Le Salon de Montrouge révèle les jeunes talents

Art contemporain - le 19/04/2019

Depuis quatre ans, les commissaires du Salon de Montrouge Ami Barak et Marie Gautier ont
su aiguiser leur regard pour repérer les artistes de demain et vous les faire découvrir. Ils nous
en disent plus sur leur méthode et la 64e édition qui s’ouvre au Beffroi le samedi 27 avril.

Vous recevez chaque année près de 2 000 candidatures. Comment repérez-vous les jeunes talents ?

Ami Barak et Marie Gautier :
D’abord nous faisons une première présélection en écartant les dossiers qui nous semblent mal ficelés, les démarches dépourvues d’originalité, les oeuvres qui nous paraissent être des redites. Après un travail laborieux, nous retenons environ 260 candidatures qui sont ensuite présentées aux 10 membres du comité de sélection qui seront, en fin de compte, les juges du Salon.
Ce sont leurs choix qui emportent la décision ultime selon des critères qui ont été définis d’un commun accord : pertinence des propos, partis pris esthétiques et maîtrise du vocabulaire formel, capacité de se singulariser et de montrer une certaine maturité.

Pour cette exposition 2019, que nous disent les artistes de notre société ?

A.B et M.G : Chaque année se dégagent de grandes lignes, des changements et des constantes dans l’air du temps. On remarque que les nouvelles générations débattent des nouveaux rapports de force, de domination, et aussi de résistance, dans des positions d’observateur mais aussi de témoin. Qu’il s’agisse de questions de classe, de race ou de genre, l’artiste n’est pas hors de ces relations. Il en fait partie, et cela lui donne une responsabilité particulière. Plus précisément, cette année, 4 thèmes sont ressortis et composeront les chapitres de l'exposition : « Ce que nous sommes ensemble et ce que les autres ne sont pas », « Le laboratoire des contre-pouvoirs », « La forme contenue ou le contenu impliqué », « La réalité rattrapée par le réel ».

Que diriez-vous pour convaincre un novice en art contemporain de visiter le Salon de Montrouge ?

A.B et M.G : Le Salon est ouvert à tous et des visites guidées sont programmées tous les week-ends.
Beaucoup de Montrougiens et de Parisiens affluent au Beffroi pour découvrir les nouveaux talents et les tendances du moment. Les enfants sont bien entendu les bienvenus.
Ils peuvent même venir sans leurs parents car une journée leur est dédiée ! Des collectionneurs ont également pris l’habitude de venir au Salon pour acheter des oeuvres.
Le Salon est aussi l’occasion de rencontrer des artistes car parmi les 52 heureux élus, certains sont présents souvent et donc, tous les jours, on peut rencontrer un ou plusieurs artistes et dialoguer avec eux.

Les professionnels du monde de l’art - galeristes, journalistes… - sont de plus en plus nombreux à se rendre au Salon. Comment expliquer ce succès ?
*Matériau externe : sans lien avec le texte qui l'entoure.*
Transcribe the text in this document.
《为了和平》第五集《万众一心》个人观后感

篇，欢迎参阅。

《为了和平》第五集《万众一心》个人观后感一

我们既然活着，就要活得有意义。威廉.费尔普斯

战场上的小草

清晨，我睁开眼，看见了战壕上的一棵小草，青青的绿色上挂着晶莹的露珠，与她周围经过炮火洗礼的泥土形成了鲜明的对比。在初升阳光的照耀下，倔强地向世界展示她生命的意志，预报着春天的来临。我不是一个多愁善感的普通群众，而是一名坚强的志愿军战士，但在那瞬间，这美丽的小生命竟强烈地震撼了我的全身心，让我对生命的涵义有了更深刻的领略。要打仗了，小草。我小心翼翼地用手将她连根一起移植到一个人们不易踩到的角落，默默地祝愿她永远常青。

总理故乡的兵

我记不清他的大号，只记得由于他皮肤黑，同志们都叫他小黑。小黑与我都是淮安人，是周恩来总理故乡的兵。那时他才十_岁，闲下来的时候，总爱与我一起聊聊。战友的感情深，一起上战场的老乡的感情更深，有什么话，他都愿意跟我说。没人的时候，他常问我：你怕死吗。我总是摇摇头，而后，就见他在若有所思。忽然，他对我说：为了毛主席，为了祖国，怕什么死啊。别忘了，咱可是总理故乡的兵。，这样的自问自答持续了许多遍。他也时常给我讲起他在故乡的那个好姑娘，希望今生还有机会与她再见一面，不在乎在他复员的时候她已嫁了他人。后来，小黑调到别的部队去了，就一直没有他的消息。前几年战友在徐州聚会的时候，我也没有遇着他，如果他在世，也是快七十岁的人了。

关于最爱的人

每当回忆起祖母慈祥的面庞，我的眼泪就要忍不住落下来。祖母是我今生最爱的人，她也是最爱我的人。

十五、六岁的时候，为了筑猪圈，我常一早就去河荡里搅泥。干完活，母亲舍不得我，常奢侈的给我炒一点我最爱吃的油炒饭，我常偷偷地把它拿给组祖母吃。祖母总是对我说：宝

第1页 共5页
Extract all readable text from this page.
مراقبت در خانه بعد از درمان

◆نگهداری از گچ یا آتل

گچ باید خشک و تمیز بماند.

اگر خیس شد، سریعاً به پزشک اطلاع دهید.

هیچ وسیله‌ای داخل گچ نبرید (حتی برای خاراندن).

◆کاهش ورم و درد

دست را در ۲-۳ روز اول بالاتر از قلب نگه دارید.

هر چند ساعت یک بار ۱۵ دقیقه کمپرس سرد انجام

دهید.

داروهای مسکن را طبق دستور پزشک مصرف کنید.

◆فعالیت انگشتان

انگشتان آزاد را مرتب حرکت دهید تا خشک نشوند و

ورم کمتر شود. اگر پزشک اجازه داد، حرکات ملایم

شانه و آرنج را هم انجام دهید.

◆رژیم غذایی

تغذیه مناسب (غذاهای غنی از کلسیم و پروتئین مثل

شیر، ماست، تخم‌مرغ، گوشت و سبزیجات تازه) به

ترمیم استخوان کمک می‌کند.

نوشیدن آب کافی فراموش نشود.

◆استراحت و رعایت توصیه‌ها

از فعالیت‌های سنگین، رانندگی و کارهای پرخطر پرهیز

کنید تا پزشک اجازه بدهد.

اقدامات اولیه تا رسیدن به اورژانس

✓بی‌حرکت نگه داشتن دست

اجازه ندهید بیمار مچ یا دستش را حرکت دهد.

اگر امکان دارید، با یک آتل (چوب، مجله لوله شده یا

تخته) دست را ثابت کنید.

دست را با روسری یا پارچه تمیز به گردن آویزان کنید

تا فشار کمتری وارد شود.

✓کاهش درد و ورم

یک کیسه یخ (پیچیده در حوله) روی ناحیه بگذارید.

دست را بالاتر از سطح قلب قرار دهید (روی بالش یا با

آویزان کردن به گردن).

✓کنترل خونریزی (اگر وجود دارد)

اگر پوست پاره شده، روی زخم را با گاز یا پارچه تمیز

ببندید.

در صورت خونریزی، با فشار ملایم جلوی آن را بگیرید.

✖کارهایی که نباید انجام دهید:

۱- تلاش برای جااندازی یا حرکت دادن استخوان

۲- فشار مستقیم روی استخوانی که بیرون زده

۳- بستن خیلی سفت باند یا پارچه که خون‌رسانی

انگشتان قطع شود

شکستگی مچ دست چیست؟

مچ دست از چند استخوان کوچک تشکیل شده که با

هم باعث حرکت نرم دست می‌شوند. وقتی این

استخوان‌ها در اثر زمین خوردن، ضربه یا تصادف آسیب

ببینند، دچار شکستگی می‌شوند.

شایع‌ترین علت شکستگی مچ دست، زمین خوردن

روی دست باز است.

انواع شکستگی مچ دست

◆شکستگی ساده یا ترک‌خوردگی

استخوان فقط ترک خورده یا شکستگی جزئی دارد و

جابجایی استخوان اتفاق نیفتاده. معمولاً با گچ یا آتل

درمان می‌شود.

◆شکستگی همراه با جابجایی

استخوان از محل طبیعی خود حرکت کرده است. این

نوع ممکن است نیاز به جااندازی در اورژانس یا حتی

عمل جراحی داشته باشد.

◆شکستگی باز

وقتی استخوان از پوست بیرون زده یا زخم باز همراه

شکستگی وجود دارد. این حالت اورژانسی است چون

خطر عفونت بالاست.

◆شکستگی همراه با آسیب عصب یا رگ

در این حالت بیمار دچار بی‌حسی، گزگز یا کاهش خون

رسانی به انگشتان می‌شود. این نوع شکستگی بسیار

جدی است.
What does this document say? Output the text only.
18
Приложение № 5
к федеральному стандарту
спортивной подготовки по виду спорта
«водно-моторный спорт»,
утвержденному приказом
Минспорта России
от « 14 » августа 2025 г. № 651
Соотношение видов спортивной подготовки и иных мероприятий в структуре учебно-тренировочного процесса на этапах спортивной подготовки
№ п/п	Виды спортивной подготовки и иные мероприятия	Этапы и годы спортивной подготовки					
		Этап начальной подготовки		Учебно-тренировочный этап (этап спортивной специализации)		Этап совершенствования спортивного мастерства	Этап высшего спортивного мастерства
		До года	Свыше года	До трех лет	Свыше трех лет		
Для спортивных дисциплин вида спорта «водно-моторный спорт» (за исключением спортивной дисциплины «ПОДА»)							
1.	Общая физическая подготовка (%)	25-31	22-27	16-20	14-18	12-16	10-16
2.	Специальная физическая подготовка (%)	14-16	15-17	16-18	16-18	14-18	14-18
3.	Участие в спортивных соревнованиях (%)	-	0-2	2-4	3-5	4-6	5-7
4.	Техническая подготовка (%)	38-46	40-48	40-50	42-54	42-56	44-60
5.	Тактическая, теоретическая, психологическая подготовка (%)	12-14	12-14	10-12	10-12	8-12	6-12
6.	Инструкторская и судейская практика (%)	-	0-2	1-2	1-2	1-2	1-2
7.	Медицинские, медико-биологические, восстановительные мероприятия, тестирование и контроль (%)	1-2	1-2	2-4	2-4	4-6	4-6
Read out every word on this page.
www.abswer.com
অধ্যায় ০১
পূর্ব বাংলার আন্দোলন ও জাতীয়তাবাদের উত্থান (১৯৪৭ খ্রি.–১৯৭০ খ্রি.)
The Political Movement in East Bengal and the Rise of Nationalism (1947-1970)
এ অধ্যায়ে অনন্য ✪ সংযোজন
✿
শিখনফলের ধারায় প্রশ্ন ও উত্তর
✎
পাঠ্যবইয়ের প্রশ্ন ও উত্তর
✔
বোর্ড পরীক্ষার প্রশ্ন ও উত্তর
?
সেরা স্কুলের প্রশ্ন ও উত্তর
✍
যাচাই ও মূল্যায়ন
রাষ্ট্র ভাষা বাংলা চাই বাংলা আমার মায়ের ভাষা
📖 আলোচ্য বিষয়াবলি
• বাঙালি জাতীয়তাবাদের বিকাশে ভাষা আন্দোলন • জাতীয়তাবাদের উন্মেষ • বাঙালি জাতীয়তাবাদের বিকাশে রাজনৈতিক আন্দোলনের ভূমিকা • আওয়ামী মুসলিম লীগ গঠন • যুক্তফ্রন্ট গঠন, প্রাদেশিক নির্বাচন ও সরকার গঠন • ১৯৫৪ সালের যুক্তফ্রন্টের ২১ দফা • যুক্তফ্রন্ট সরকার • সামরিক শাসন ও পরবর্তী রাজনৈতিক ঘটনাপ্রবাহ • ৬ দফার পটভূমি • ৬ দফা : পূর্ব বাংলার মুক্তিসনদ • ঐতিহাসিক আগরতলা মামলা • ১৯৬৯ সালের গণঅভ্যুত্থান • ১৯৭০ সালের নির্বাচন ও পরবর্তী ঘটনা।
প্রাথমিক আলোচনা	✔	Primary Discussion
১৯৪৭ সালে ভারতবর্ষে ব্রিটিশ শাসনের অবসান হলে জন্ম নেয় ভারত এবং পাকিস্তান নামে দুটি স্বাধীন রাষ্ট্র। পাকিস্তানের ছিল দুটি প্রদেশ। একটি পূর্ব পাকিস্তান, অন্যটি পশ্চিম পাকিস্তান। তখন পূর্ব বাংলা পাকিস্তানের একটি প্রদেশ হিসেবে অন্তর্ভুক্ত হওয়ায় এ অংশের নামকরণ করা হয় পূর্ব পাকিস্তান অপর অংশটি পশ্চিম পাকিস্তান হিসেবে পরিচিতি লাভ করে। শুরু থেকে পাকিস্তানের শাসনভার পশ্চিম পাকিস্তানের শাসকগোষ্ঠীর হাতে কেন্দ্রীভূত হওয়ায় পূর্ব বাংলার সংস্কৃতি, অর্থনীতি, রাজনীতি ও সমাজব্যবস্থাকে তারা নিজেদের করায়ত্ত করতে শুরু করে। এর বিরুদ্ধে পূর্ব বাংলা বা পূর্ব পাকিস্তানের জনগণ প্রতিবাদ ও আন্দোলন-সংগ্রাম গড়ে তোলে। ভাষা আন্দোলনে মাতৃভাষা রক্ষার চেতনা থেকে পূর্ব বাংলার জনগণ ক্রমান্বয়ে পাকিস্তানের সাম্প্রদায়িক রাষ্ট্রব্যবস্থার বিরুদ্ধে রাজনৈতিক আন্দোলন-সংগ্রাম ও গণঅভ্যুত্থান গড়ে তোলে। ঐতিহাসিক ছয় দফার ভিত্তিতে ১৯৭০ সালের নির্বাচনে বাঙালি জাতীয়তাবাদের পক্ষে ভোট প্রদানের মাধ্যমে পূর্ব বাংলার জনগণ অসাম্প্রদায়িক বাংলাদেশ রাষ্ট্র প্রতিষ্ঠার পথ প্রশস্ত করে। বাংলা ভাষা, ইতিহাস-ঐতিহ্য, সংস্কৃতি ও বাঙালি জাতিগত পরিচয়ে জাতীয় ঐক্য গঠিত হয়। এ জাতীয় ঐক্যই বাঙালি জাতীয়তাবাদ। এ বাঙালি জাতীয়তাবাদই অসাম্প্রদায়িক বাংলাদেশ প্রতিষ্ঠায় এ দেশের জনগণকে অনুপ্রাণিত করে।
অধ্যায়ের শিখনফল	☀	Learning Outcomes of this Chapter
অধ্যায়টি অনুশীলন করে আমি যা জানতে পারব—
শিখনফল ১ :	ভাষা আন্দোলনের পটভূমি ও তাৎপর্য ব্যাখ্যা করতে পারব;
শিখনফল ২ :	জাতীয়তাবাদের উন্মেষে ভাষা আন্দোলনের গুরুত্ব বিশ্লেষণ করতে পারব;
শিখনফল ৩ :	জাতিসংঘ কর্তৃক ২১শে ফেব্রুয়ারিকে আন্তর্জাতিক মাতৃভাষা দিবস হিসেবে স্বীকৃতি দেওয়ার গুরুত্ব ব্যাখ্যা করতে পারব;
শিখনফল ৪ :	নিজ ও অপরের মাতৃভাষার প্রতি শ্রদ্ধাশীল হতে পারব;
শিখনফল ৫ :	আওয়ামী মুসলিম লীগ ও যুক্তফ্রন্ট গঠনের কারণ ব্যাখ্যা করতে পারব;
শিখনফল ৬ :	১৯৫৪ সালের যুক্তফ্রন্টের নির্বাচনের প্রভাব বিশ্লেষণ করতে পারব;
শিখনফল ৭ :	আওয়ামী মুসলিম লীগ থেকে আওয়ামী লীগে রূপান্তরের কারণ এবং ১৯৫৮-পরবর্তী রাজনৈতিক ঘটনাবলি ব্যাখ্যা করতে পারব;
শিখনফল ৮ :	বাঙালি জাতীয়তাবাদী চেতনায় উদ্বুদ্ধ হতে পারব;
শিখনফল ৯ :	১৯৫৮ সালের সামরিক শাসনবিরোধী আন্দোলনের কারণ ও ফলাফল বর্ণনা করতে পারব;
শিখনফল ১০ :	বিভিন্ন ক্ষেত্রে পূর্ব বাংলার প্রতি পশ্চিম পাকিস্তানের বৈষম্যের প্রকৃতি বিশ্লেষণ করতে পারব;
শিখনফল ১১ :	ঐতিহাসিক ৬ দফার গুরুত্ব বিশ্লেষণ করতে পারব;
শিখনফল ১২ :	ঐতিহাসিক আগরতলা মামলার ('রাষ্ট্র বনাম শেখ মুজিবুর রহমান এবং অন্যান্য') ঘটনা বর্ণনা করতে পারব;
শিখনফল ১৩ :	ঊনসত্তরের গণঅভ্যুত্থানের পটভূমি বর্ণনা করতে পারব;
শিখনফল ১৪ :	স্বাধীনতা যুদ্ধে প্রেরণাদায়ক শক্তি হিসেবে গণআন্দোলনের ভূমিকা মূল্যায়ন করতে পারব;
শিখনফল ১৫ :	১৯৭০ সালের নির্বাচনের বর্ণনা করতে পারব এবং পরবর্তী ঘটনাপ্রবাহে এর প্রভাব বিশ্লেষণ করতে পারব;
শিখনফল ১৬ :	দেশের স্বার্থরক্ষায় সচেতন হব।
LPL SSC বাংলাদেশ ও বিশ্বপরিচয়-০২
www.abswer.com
A.B et M.G : Nous n’avons pas la science infuse pour l’expliquer mais disons que la qualité indéniable des oeuvres et des démarches, ainsi que le dispositif d’exposition mis en place chaque année fait que ce public-là, en particulier, est rassuré et conforté dans ses attentes.

Chaque année, vous organisez un événement satellite autour du Salon de Montrouge. Vous avez retenu cette année les lauréats de l’appel à projets « Regards du Grand Paris » commandé par le Centre national des arts plastiques. Pourquoi ?

A.B et M.G : Des images photographiques des projets retenus dans le cadre de la commande publique du Grand Paris vont être présentées en avant-première sur des grilles disposées en plein air sur les nouveaux espaces verts aménagés récemment du côté de l'Hôtel de Ville. Les photographes qui ont réalisé ces images sont eux aussi jeunes et font partie des nouvelles générations d’artistes prometteurs.

En quoi est-ce important de soutenir la création émergente aujourd’hui en France ?

A.B et M.G : Soutenir la création en train de se faire et les créateurs qui se montrent inventifs et inspirés est sans conteste une manière très aboutie de miser sur l’avenir et d’être sûr d’avoir le meilleur retour sur investissement. On sait aujourd’hui que la culture ne rapporte pas uniquement sur le plan économique, mais aussi en termes de cohésion sociale, d’état d’esprit, d’image de marque, de tolérance et d’ouverture au monde.